Cada vez que abro mis redes sociales, un filtro distinto me promete la versión “mejorada” de mi cara: nariz más pequeña, mandíbula más afilada, piel sin historia. No es solo un juego digital; es un recordatorio constante de que existe una forma correcta de habitar un cuerpo. Y casi nunca se parece al mío ni al de la mayoría.
La violencia estética no es nueva, pero sí más silenciosa que nunca. No se expresa a gritos, sino en comparaciones, comentarios “inocentes”, algoritmos que premian ciertos rasgos, y un ideal de belleza tan estrecho que deja fuera a casi todos. Se trata de un sistema que premia lo normativo y castiga lo diverso; que nos enseña a corregirnos antes de conocernos y a ver nuestro cuerpo como proyecto, no como casa.
Lo realmente grave empieza cuando entendemos que esto no es un tema estético: es un tema de poder. Importa porque no solo condiciona la autoestima: condiciona oportunidades, movilidad social, cómo te tratan y qué puertas se abren o se cierran según qué tan cerca estés del “ideal”. Importa porque, como explica Bourdieu (1998), estas normas funcionan como violencia simbólica: parecen naturales, pero reproducen jerarquías. La estética se vuelve una forma de jerarquizar cuerpos y, como señalan autoras feministas como Naomi Wolf, Susan Bordo y Sandra Bartky, cualquier jerarquía basada en atributos arbitrarios termina justificando discriminaciones más profundas. Importa porque cuando las personas aprenden a odiar su cuerpo, el mundo también aprende a violentarlo.
La violencia estética es estructural porque opera en la escuela, en el trabajo, en los medios, en los espacios públicos y en los digitales. Es simbólica porque nos educa para sentir vergüenza de lo natural. Y es psicológica porque sostiene la culpa crónica: no ser suficiente, no ser “proporcional”, no ser “estética”. Ese peso invisible condiciona cómo caminamos, cómo nos relacionamos y qué tan en paz estamos con nuestra propia existencia.
Pensadoras feministas como Naomi Wolf lo advirtieron hace décadas: cuando la belleza deja de ser expresión y se convierte en obligación, deja de ser belleza y se vuelve control.
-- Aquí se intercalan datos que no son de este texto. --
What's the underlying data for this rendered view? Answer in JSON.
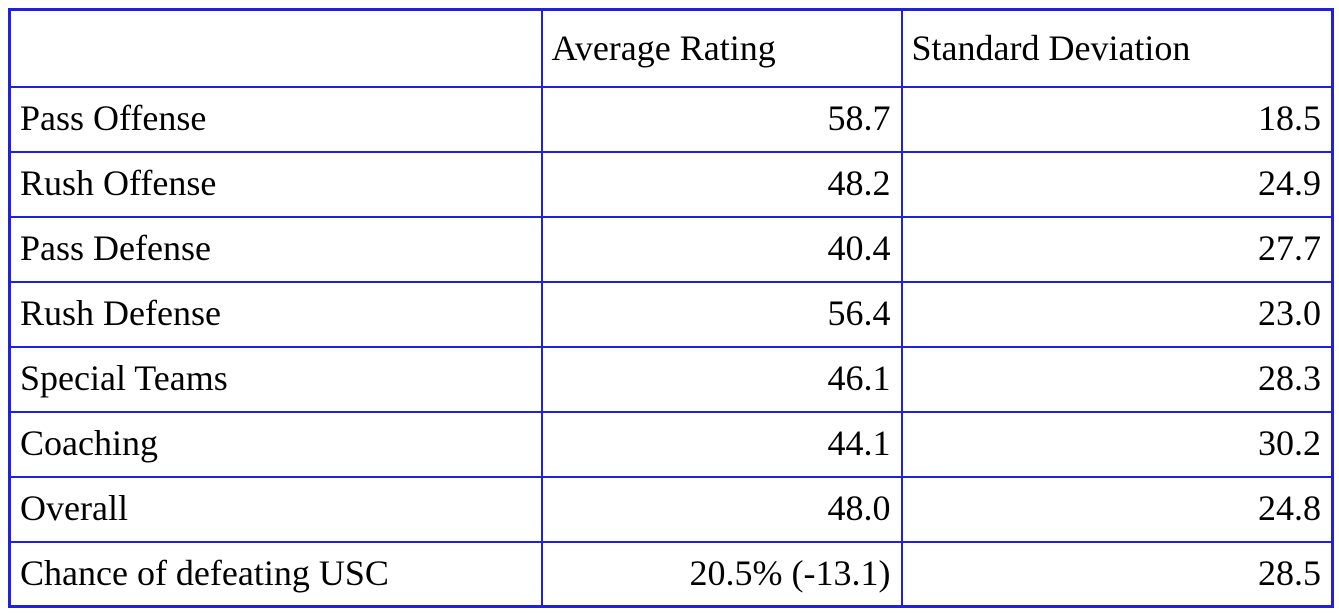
{
  "colors": {
    "border": "#2020dd",
    "text": "#000000",
    "background": "#ffffff"
  },
  "table": {
    "corner_label": "",
    "headers": [
      "",
      "Average Rating",
      "Standard Deviation"
    ],
    "rows": [
      {
        "label": "Pass Offense",
        "avg": "58.7",
        "sd": "18.5"
      },
      {
        "label": "Rush Offense",
        "avg": "48.2",
        "sd": "24.9"
      },
      {
        "label": "Pass Defense",
        "avg": "40.4",
        "sd": "27.7"
      },
      {
        "label": "Rush Defense",
        "avg": "56.4",
        "sd": "23.0"
      },
      {
        "label": "Special Teams",
        "avg": "46.1",
        "sd": "28.3"
      },
      {
        "label": "Coaching",
        "avg": "44.1",
        "sd": "30.2"
      },
      {
        "label": "Overall",
        "avg": "48.0",
        "sd": "24.8"
      },
      {
        "label": "Chance of defeating USC",
        "avg": "20.5% (-13.1)",
        "sd": "28.5"
      }
    ]
  },
  "chart_data": {
    "type": "table",
    "title": "",
    "columns": [
      "",
      "Average Rating",
      "Standard Deviation"
    ],
    "categories": [
      "Pass Offense",
      "Rush Offense",
      "Pass Defense",
      "Rush Defense",
      "Special Teams",
      "Coaching",
      "Overall",
      "Chance of defeating USC"
    ],
    "series": [
      {
        "name": "Average Rating",
        "values": [
          "58.7",
          "48.2",
          "40.4",
          "56.4",
          "46.1",
          "44.1",
          "48.0",
          "20.5% (-13.1)"
        ]
      },
      {
        "name": "Standard Deviation",
        "values": [
          18.5,
          24.9,
          27.7,
          23.0,
          28.3,
          30.2,
          24.8,
          28.5
        ]
      }
    ]
  }
}
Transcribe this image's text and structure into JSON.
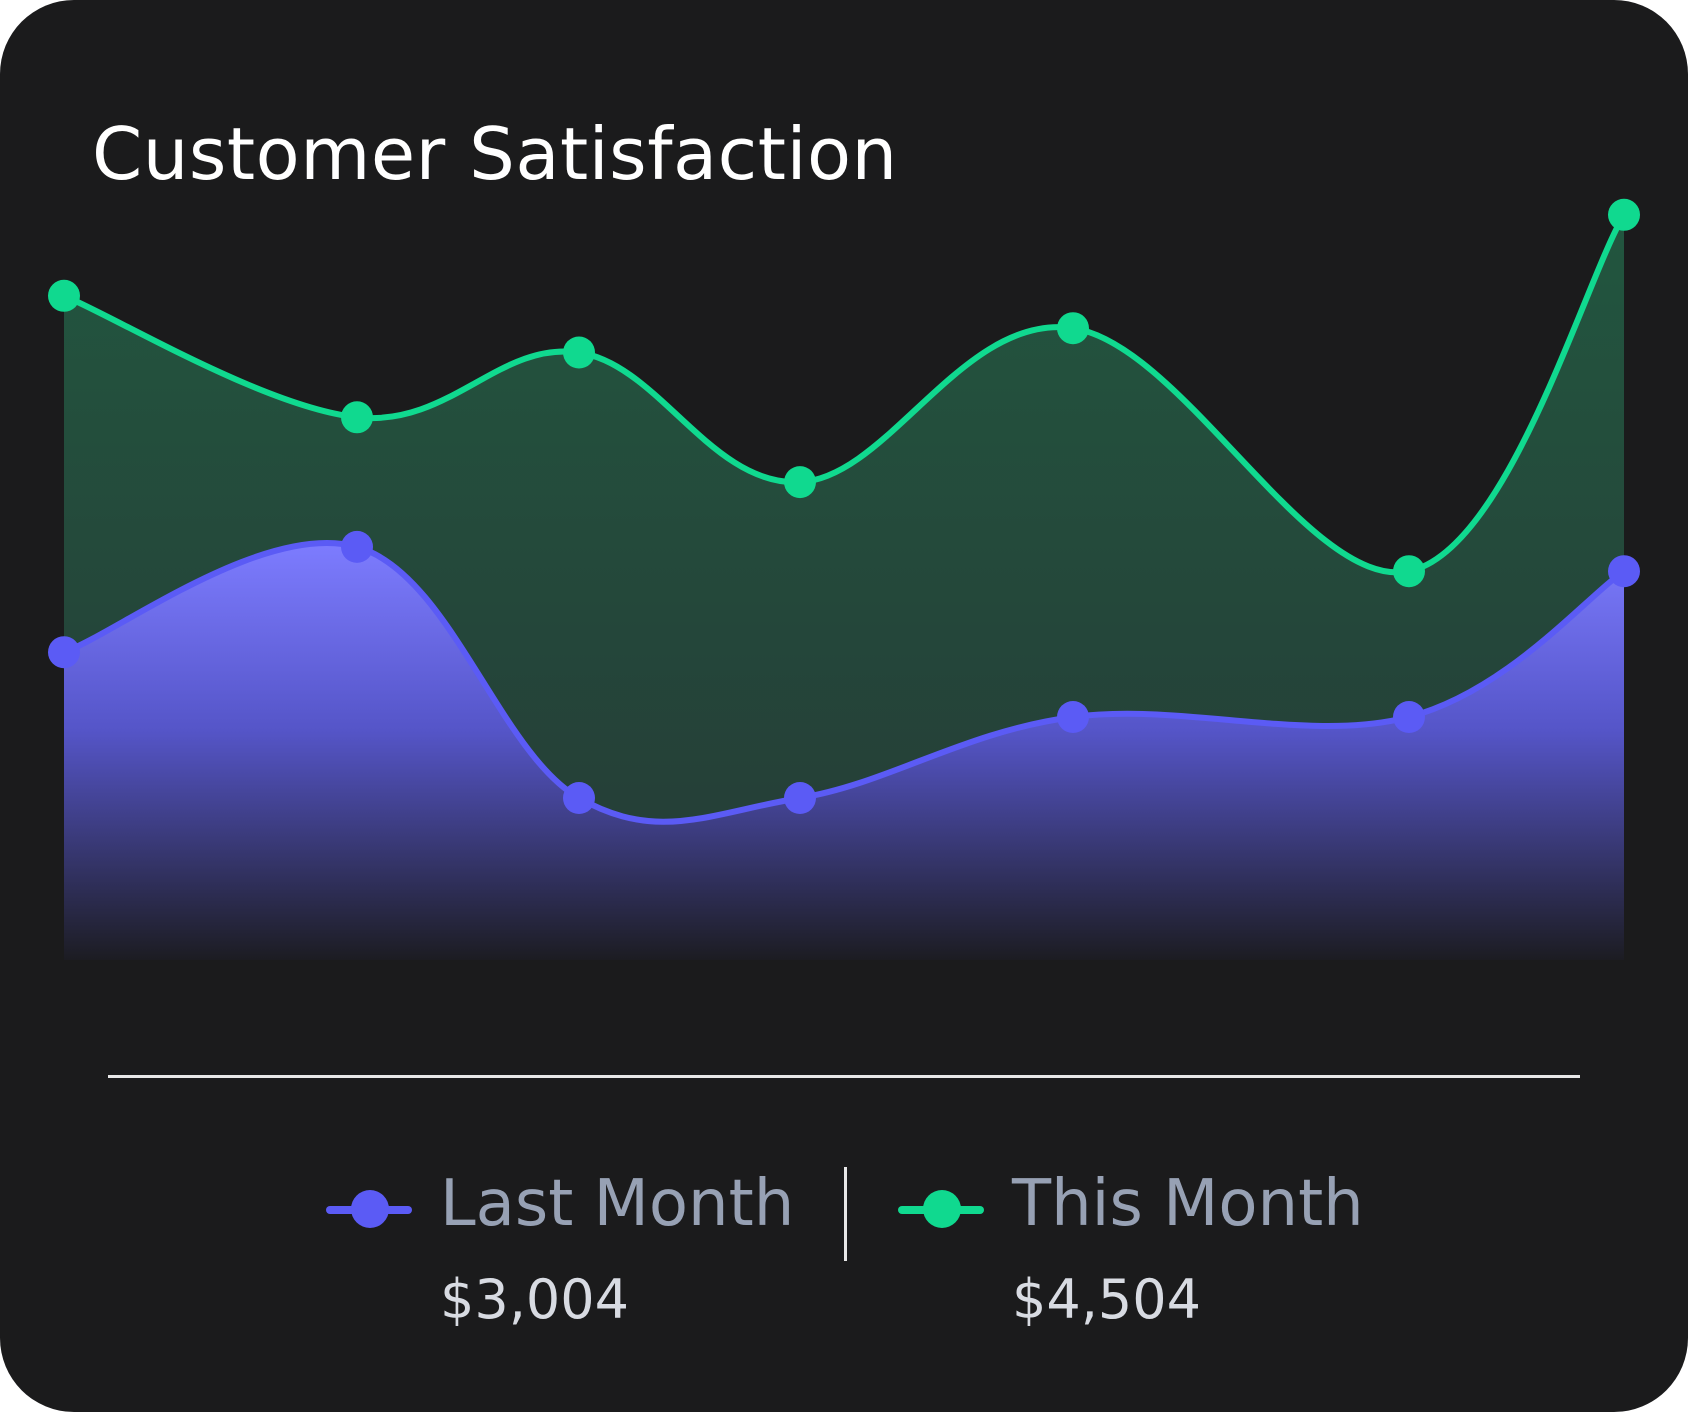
{
  "title": "Customer Satisfaction",
  "legend": {
    "items": [
      {
        "label": "Last Month",
        "value": "$3,004",
        "color": "#5b5bf5"
      },
      {
        "label": "This Month",
        "value": "$4,504",
        "color": "#10d98f"
      }
    ]
  },
  "chart_data": {
    "type": "area",
    "title": "Customer Satisfaction",
    "xlabel": "",
    "ylabel": "",
    "x": [
      1,
      2,
      3,
      4,
      5,
      6,
      7
    ],
    "ylim": [
      0,
      100
    ],
    "grid": false,
    "legend_position": "bottom",
    "series": [
      {
        "name": "Last Month",
        "values": [
          38,
          51,
          20,
          20,
          30,
          30,
          48
        ],
        "color": "#5b5bf5",
        "total": "$3,004"
      },
      {
        "name": "This Month",
        "values": [
          82,
          67,
          75,
          59,
          78,
          48,
          92
        ],
        "color": "#10d98f",
        "total": "$4,504"
      }
    ]
  }
}
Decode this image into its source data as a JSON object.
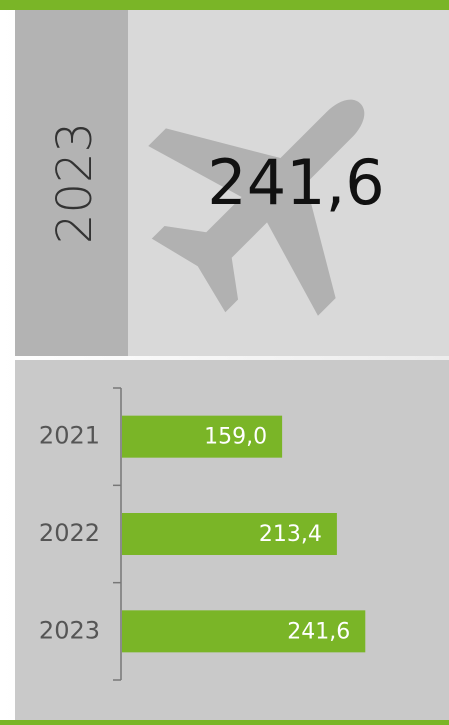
{
  "header": {
    "year": "2023",
    "value": "241,6"
  },
  "chart_data": {
    "type": "bar",
    "orientation": "horizontal",
    "categories": [
      "2021",
      "2022",
      "2023"
    ],
    "values": [
      159.0,
      213.4,
      241.6
    ],
    "value_labels": [
      "159,0",
      "213,4",
      "241,6"
    ],
    "color": "#7ab527"
  }
}
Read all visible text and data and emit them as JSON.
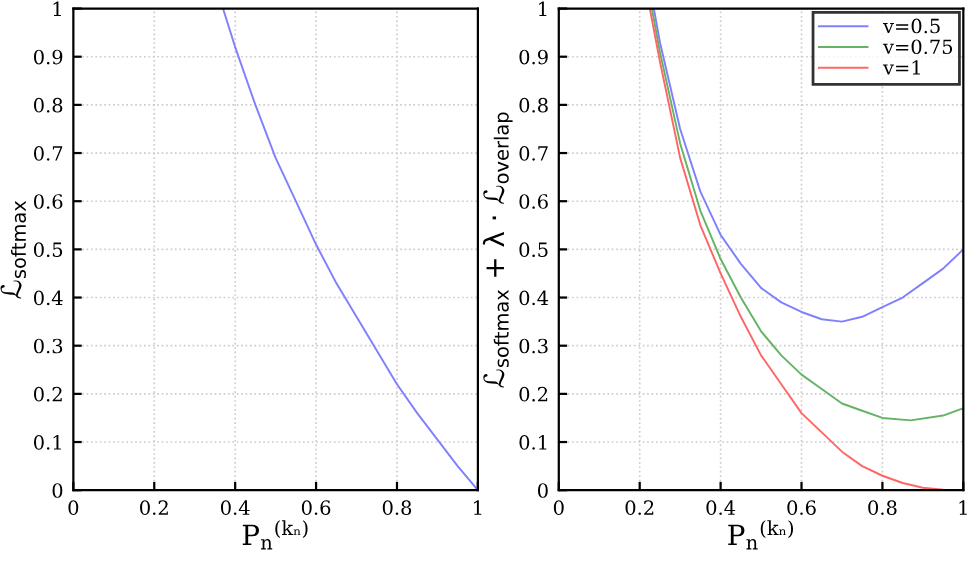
{
  "chart_data": [
    {
      "type": "line",
      "xlabel": "P$_{n}$$^{(kₙ)}$",
      "ylabel": "ℒ$_{softmax}$",
      "xlim": [
        0,
        1
      ],
      "ylim": [
        0,
        1
      ],
      "xticks": [
        0,
        0.2,
        0.4,
        0.6,
        0.8,
        1
      ],
      "yticks": [
        0,
        0.1,
        0.2,
        0.3,
        0.4,
        0.5,
        0.6,
        0.7,
        0.8,
        0.9,
        1
      ],
      "grid": true,
      "legend": false,
      "series": [
        {
          "color": "#8080ff",
          "x": [
            0.37,
            0.4,
            0.45,
            0.5,
            0.55,
            0.6,
            0.65,
            0.7,
            0.75,
            0.8,
            0.85,
            0.9,
            0.95,
            1.0
          ],
          "values": [
            1.0,
            0.92,
            0.8,
            0.69,
            0.6,
            0.51,
            0.43,
            0.36,
            0.29,
            0.22,
            0.16,
            0.105,
            0.05,
            0.0
          ]
        }
      ]
    },
    {
      "type": "line",
      "xlabel": "P$_{n}$$^{(kₙ)}$",
      "ylabel": "ℒ$_{softmax}$ + λ · ℒ$_{overlap}$",
      "xlim": [
        0,
        1
      ],
      "ylim": [
        0,
        1
      ],
      "xticks": [
        0,
        0.2,
        0.4,
        0.6,
        0.8,
        1
      ],
      "yticks": [
        0,
        0.1,
        0.2,
        0.3,
        0.4,
        0.5,
        0.6,
        0.7,
        0.8,
        0.9,
        1
      ],
      "grid": true,
      "legend": "top right",
      "series": [
        {
          "name": "v=0.5",
          "color": "#8080ff",
          "x": [
            0.235,
            0.25,
            0.3,
            0.35,
            0.4,
            0.45,
            0.5,
            0.55,
            0.6,
            0.65,
            0.7,
            0.75,
            0.8,
            0.85,
            0.9,
            0.95,
            1.0
          ],
          "values": [
            1.0,
            0.93,
            0.75,
            0.62,
            0.53,
            0.47,
            0.42,
            0.39,
            0.37,
            0.355,
            0.35,
            0.36,
            0.38,
            0.4,
            0.43,
            0.46,
            0.5
          ]
        },
        {
          "name": "v=0.75",
          "color": "#66b366",
          "x": [
            0.23,
            0.25,
            0.3,
            0.35,
            0.4,
            0.45,
            0.5,
            0.55,
            0.6,
            0.65,
            0.7,
            0.75,
            0.8,
            0.87,
            0.95,
            1.0
          ],
          "values": [
            1.0,
            0.91,
            0.72,
            0.58,
            0.48,
            0.4,
            0.33,
            0.28,
            0.24,
            0.21,
            0.18,
            0.165,
            0.15,
            0.145,
            0.155,
            0.17
          ]
        },
        {
          "name": "v=1",
          "color": "#ff6666",
          "x": [
            0.225,
            0.25,
            0.3,
            0.35,
            0.4,
            0.45,
            0.5,
            0.55,
            0.6,
            0.65,
            0.7,
            0.75,
            0.8,
            0.85,
            0.9,
            0.95,
            1.0
          ],
          "values": [
            1.0,
            0.89,
            0.69,
            0.55,
            0.45,
            0.36,
            0.28,
            0.22,
            0.16,
            0.12,
            0.08,
            0.05,
            0.03,
            0.015,
            0.005,
            0.001,
            0.0
          ]
        }
      ]
    }
  ]
}
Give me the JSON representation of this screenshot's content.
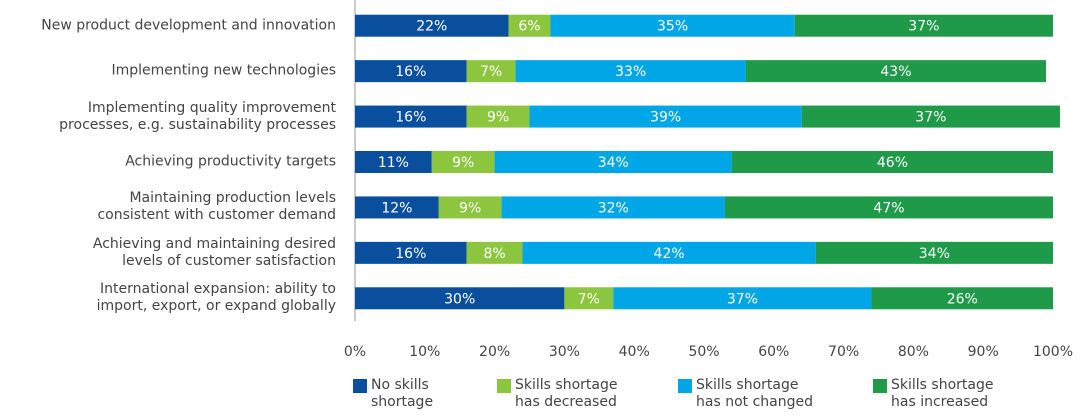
{
  "chart_data": {
    "type": "stacked_bar_horizontal",
    "categories": [
      "New product development and innovation",
      "Implementing new technologies",
      "Implementing quality improvement\nprocesses, e.g. sustainability processes",
      "Achieving  productivity targets",
      "Maintaining production levels\nconsistent with customer demand",
      "Achieving and maintaining desired\nlevels of customer satisfaction",
      "International expansion: ability to\nimport, export, or expand globally"
    ],
    "series": [
      {
        "name": "No skills\nshortage",
        "color": "#0a4f9e",
        "values": [
          22,
          16,
          16,
          11,
          12,
          16,
          30
        ],
        "value_labels": [
          "22%",
          "16%",
          "16%",
          "11%",
          "12%",
          "16%",
          "30%"
        ]
      },
      {
        "name": "Skills shortage\nhas decreased",
        "color": "#8cc63f",
        "values": [
          6,
          7,
          9,
          9,
          9,
          8,
          7
        ],
        "value_labels": [
          "6%",
          "7%",
          "9%",
          "9%",
          "9%",
          "8%",
          "7%"
        ]
      },
      {
        "name": "Skills shortage\nhas not changed",
        "color": "#00a6e5",
        "values": [
          35,
          33,
          39,
          34,
          32,
          42,
          37
        ],
        "value_labels": [
          "35%",
          "33%",
          "39%",
          "34%",
          "32%",
          "42%",
          "37%"
        ]
      },
      {
        "name": "Skills shortage\nhas increased",
        "color": "#1f9a48",
        "values": [
          37,
          43,
          37,
          46,
          47,
          34,
          26
        ],
        "value_labels": [
          "37%",
          "43%",
          "37%",
          "46%",
          "47%",
          "34%",
          "26%"
        ]
      }
    ],
    "xlim": [
      0,
      100
    ],
    "xticks": [
      {
        "value": 0,
        "label": "0%"
      },
      {
        "value": 10,
        "label": "10%"
      },
      {
        "value": 20,
        "label": "20%"
      },
      {
        "value": 30,
        "label": "30%"
      },
      {
        "value": 40,
        "label": "40%"
      },
      {
        "value": 50,
        "label": "50%"
      },
      {
        "value": 60,
        "label": "60%"
      },
      {
        "value": 70,
        "label": "70%"
      },
      {
        "value": 80,
        "label": "80%"
      },
      {
        "value": 90,
        "label": "90%"
      },
      {
        "value": 100,
        "label": "100%"
      }
    ],
    "legend": "bottom"
  }
}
En un mundo donde la imagen es moneda social, la presión por encajar no es un capricho superficial, sino una forma de violencia que atraviesa generaciones enteras.
Si queremos hablar de paz positiva, entonces tenemos que imaginar un mundo donde los cuerpos no sean campos de batalla. Donde la diversidad corporal no sea tendencia, sino condición humana. Donde mostrarnos tal cual somos no represente riesgo, vergüenza ni castigo. Porque la paz también se construye desde ahí: desde la libertad de habitar un cuerpo que no tiene que justificarse, corregirse ni filtrarse para ser digno. Desde ese lugar más ancho, más real, más nuestro empieza también la paz.